A: By to reach a similar result I understood that you are interested in an unparametrized form.
We obtain polar equation by continuing the derivation to its  logical conclusion.
$$ r(r-2a\cos\theta-2b\sin\theta)=c^2-a^2-b^2$$
Distance to center from origin   $OC=\sqrt {a^2+b^2}$ and power of circle /squared tangent length
$$ a^2+b^2-c^2= OT^2=T^2 $$
$$ = r(r- 2a \cos\theta-2b \sin\theta)=OT^2$$
$$ = r(r- 2  \sqrt {a^2+b^2}\cdot ( \frac{a}{\sqrt {a^2+b^2}}\cos \theta +  \frac{b}{\sqrt {a^2+b^2}}\sin \theta) )$$
$$ \alpha=\angle COx= \tan^{-1}\frac{b}{a}, \;\theta=\angle AOx\;$$

$$ =r(r- 2  \sqrt {a^2+b^2}( \cos\alpha \cos \theta +  \sin \alpha\sin \theta) )$$
$$OT^2= r\left(r- 2  \sqrt {a^2+b^2} \cos(\alpha- \theta)\right) \tag 1 $$
This can be readily recognized as the property of circle with a constant product of segments made by intersecting chords. Drop perpendicular CM onto OA. M is mid-point of AB, OMC is a right triangle
$$OM=\frac{OA+OB}{2}= OC \cos (\alpha-\theta)$$
$$ OA=r, OB=r- 2\sqrt{a^2+b^2}\cos (\alpha-\theta)= r- 2 Q $$
$$Q=\sqrt{a^2+b^2}\cos (\alpha-\theta) $$
$$ OA\cdot OB=T^2 \;, r(r-2Q)=OT^2;\;\tag 2 $$
Solving the quadratic we obtain
$$ r= Q\pm\sqrt{Q^2-T^2} $$
The radius vector intersects a circle at two points $(A,B)$. Finally the required polar coordinate equations are
$$ r= \sqrt{a^2+b^2}\cos (\alpha-\theta) \pm \sqrt{c^2-(a^2+b^2)\sin^2 (\theta-\alpha)} \tag 3 $$
Positive sign for outer part, negative sign for inner part and radicals disappear at tangent point $r=T.$
It can be verified by trigonometry for any Circle radius $c$ centered at $(a,b)$  the radius  must always be  $r=T $ at point of tangency.I.e.,
$$ @\; \theta = \tan^{-1}\frac{b}{a} \pm \sin^{-1}\frac{c}{\sqrt{a^2+b^2}}, \; r=T\; \text{ always}$$
Extreme radii $ \; @ \theta= \alpha\; $ are
$$ \sqrt{a^2+b^2}\pm c $$
All the details are shown in the graph drawn for assumed constants
$$(a,b,c)=(4,3,2), r_{max}=7, r_{min}=3, T=\sqrt{21}\approx 4.5826 $$
A Cartesian $(r-\theta)$ plot is also given for a distorted circle in an alternate coordinate representation, as we are more familiar using Cartesian coordinates. It may be ignored at first reading, it is intended to identify four cardinal points.. ( two extreme radii, two points of tangency).

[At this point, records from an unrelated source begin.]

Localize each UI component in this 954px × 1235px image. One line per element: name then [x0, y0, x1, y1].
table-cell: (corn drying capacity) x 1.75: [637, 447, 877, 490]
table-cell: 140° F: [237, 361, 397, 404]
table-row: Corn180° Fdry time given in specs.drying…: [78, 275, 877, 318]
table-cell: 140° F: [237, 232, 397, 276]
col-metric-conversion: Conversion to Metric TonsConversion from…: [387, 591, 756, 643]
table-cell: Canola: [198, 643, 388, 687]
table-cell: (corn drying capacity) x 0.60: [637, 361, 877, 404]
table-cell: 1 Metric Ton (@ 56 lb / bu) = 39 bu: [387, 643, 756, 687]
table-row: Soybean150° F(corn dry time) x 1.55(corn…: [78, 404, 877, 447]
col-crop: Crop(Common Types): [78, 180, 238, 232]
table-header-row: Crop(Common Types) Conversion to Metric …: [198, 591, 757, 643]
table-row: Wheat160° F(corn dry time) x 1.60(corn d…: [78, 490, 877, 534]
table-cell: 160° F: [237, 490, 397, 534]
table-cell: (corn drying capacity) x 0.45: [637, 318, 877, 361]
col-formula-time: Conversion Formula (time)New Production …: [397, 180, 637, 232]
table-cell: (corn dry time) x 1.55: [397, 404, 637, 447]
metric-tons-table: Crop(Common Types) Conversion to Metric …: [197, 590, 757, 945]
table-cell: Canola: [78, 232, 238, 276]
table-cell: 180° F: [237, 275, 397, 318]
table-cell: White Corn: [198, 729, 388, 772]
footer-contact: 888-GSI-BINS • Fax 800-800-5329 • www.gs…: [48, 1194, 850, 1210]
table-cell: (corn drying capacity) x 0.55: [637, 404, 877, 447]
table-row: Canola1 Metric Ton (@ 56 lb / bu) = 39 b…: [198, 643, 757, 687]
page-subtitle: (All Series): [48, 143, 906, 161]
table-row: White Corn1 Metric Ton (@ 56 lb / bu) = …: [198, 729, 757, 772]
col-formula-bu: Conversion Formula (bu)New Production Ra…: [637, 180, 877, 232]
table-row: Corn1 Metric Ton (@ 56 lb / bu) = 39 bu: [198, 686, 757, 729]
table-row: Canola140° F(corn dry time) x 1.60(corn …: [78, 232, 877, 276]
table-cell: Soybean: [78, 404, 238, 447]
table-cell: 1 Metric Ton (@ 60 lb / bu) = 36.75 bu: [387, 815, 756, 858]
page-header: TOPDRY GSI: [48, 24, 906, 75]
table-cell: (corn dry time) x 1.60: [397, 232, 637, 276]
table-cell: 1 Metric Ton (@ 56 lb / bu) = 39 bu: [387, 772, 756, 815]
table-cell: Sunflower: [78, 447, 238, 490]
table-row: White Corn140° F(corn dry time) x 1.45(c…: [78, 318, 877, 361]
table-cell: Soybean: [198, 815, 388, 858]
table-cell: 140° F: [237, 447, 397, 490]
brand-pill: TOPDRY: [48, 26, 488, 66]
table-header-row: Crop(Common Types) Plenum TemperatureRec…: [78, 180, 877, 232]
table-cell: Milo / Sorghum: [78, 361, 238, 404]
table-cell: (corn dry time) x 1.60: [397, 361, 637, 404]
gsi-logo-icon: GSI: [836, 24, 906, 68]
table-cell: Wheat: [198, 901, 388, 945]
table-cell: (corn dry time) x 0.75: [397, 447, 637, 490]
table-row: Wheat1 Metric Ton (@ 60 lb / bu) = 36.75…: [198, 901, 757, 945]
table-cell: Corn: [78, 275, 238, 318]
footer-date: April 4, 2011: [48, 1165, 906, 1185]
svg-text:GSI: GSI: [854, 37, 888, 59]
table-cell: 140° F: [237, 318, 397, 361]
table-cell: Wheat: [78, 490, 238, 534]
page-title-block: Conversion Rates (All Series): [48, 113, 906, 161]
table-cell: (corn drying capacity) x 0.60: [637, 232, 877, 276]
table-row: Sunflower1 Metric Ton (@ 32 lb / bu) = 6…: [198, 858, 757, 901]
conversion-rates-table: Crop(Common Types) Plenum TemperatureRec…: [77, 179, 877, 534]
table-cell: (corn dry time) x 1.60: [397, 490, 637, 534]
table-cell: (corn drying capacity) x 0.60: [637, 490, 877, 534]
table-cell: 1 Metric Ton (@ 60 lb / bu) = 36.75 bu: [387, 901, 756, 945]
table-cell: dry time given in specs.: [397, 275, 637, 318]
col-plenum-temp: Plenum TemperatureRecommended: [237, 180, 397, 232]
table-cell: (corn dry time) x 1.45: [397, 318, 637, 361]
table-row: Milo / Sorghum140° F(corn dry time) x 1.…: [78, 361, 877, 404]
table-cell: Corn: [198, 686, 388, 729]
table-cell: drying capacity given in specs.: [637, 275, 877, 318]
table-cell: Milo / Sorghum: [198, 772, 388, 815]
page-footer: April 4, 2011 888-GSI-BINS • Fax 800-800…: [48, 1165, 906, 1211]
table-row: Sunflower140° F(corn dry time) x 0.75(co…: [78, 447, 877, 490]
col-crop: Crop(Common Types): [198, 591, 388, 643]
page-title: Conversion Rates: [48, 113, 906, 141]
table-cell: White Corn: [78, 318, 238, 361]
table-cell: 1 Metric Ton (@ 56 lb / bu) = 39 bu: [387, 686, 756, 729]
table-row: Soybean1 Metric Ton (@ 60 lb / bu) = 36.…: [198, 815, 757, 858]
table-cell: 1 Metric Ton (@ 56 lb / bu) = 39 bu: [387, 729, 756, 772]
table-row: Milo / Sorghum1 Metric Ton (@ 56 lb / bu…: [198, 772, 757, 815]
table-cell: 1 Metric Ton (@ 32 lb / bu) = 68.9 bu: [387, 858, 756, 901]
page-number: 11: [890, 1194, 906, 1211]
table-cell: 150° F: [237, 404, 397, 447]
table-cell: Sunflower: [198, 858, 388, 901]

As an exercise you can make the necessary change for a negative power eccentric circle.
Actually I hope it is not the " general" polar equation given in the text-book. It pertains only to two particular cases when the circles pass through the origin, when centered on $(x,y)$ axes, $r_{min}=0 $ but is not about general eccentric circles placed in arbitrary quadrants.

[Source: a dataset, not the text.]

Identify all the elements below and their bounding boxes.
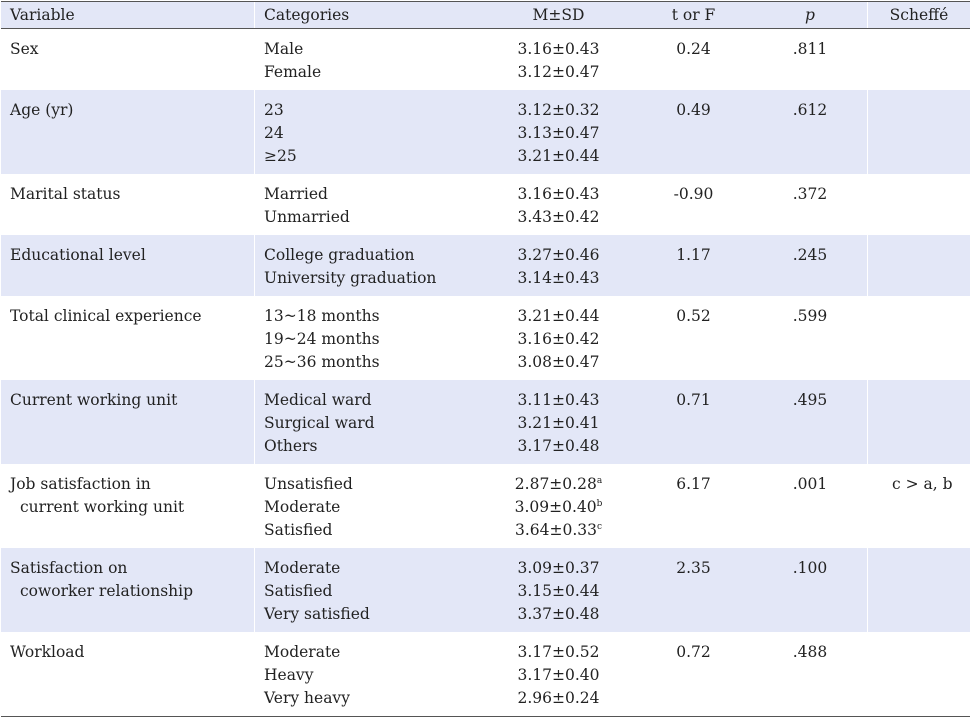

A: As already noticed, in Stewart's solutions $\theta$ is the angle from the origin while you are considering the angle from the center of the circle. Moreover in Stewart $(a,0)$ and $(a,\pi/2)$ represent polar coordinates of the center and not cartesian coordinates. Stewart's particular solutions described in your question can indeed be easily determined by simple geometrical considerations, as already shown in the previuos answer.

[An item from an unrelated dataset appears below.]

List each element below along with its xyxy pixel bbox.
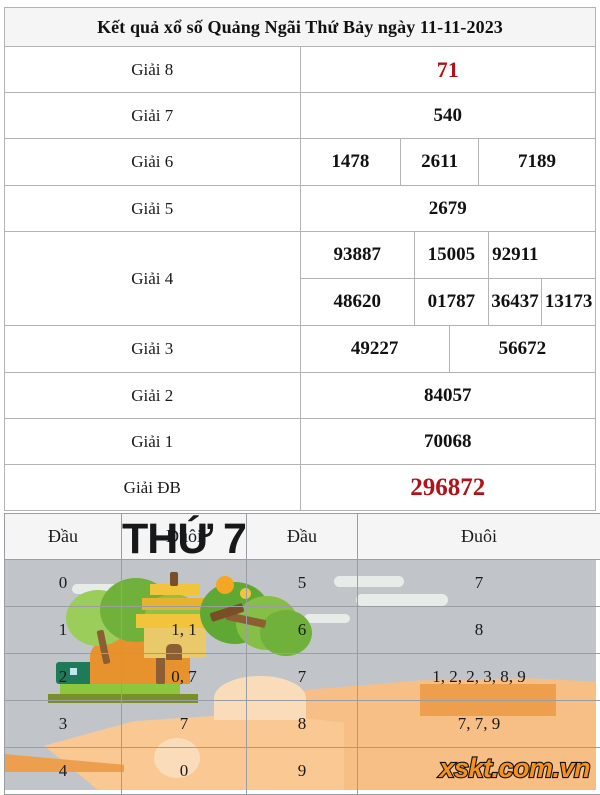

In general, a convenient way to obtain a polar parametric form for the circle centered at $(a,b)$ (cartesian) with radius $c$ ($>0$) is to parametrize with respect to the angle $\alpha$ with respect to the center of the circle, according to the following sketch

we obtain
$$\begin{cases}
r(\alpha)= \sqrt{(a+c\cos \alpha)^2+(b+c\sin \alpha)^2}=\sqrt{a^2+b^2+c^2+2ac\cos \alpha + 2bc \sin \alpha}\\\\
\theta (\alpha)=\operatorname{atan2}\left(b+c\sin \alpha, a+c\cos \alpha\right)
\end{cases}$$
where $\alpha \in [0,2\pi)$ and atan2 is the 2-argument arctangent function.